Growing up gay in a world that still largely frowns on our sexuality leads some of us to become bitter and small. Others try to grasp power and wealth to insulate themselves against other people’s pain or anti-gay negative judgements. But it doesn’t have to be that way. Our own experience can make us sensitive to the burdens others face, often through no fault of their own. It can make you empathic to other people’s stories, their realities and oppressions, the opportunity to tap their wasted potential-it can make you kinder, more optimistic, more joyous than you might have been as a straight person. Which is it going to be in your case, Lorne?

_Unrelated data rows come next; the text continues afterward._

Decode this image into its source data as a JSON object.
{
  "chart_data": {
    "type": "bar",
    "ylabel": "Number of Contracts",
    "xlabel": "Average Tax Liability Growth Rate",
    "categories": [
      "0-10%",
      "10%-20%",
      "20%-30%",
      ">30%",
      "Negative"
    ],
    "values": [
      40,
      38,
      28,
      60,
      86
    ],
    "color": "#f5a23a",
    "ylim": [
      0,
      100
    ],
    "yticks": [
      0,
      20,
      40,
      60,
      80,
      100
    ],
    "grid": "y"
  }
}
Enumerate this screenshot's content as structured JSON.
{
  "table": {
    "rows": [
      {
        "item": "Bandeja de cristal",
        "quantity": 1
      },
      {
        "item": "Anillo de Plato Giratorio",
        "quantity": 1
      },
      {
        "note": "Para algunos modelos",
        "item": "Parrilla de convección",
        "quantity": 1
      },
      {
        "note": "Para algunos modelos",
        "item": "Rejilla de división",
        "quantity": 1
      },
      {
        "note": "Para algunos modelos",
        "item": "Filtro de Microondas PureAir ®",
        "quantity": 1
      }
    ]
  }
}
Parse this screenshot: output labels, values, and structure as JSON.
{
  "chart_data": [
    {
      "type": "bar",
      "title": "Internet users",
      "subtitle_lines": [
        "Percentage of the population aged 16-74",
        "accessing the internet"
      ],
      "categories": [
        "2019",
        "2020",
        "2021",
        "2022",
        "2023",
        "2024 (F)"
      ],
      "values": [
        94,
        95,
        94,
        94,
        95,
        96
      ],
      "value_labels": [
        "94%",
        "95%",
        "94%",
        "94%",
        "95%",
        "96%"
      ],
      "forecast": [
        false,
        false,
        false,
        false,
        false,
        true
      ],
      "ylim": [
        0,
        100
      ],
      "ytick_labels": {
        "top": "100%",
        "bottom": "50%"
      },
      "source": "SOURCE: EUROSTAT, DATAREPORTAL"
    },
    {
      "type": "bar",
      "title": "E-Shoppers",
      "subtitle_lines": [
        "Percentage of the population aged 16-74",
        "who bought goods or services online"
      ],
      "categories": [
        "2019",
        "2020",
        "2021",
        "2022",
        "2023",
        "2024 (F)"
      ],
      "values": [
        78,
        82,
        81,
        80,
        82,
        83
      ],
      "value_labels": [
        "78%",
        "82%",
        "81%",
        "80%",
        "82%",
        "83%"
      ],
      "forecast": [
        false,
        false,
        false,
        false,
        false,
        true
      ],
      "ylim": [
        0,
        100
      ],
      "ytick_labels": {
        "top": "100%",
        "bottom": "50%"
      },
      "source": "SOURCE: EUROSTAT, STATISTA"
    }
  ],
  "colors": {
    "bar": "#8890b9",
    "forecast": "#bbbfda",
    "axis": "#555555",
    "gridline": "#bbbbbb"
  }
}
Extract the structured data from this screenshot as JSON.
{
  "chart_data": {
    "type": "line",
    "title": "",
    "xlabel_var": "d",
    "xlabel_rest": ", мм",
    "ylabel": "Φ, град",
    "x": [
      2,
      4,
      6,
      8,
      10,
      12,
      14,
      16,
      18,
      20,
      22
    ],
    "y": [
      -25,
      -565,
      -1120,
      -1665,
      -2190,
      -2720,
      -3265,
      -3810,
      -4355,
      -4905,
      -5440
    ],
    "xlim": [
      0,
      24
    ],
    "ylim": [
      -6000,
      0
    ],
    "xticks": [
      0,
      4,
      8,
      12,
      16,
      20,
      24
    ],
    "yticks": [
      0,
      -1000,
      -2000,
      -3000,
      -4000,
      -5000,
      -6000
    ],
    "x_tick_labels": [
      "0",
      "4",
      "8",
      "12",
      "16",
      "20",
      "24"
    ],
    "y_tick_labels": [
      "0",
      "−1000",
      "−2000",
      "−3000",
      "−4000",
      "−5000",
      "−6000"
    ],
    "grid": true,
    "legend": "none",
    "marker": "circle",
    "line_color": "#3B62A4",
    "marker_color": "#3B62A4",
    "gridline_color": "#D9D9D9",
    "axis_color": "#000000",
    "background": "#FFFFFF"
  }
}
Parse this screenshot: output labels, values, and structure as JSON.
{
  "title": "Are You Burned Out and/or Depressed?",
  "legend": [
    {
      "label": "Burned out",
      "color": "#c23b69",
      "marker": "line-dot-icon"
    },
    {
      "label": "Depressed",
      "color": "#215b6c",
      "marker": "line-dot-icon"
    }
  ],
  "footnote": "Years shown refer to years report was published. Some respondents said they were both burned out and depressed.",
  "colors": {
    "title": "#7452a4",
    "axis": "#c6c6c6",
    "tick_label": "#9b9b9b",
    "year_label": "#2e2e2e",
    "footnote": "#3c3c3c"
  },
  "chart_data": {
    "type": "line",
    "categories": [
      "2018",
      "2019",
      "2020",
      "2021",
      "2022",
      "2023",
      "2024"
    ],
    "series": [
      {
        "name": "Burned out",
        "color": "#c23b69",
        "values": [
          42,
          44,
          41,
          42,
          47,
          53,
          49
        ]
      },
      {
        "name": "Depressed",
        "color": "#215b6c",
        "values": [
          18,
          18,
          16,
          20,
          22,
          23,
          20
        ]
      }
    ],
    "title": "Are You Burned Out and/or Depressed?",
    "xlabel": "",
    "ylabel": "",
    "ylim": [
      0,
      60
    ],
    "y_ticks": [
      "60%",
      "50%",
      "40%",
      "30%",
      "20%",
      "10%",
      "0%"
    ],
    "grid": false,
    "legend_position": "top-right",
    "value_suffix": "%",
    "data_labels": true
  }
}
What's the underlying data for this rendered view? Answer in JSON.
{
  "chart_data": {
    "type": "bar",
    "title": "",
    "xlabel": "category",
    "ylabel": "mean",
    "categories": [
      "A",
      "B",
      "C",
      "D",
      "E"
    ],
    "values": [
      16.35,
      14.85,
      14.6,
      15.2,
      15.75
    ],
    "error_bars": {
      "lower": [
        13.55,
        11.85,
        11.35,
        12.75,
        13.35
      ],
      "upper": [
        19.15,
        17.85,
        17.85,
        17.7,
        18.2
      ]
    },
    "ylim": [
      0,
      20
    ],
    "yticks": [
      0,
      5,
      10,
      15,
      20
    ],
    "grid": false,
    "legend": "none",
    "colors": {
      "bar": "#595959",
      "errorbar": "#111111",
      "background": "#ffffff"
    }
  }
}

Stop blaming the poor, the mentally ill, the addicted, the homeless. Make the world safer for West End senior citizens, yes, absolutely; deal with real crime, yes, of course. But instead of chasing after binners and the ill, how about spreading some of your empathy to them? How about addressing underlying causes and social problems-some of which have been made worse by your government’s policies?
Please, Lorne, stop embarrassing us.
Your humble scribe,
Gareth
Gareth Kirkby is Managing Editor for Xtra.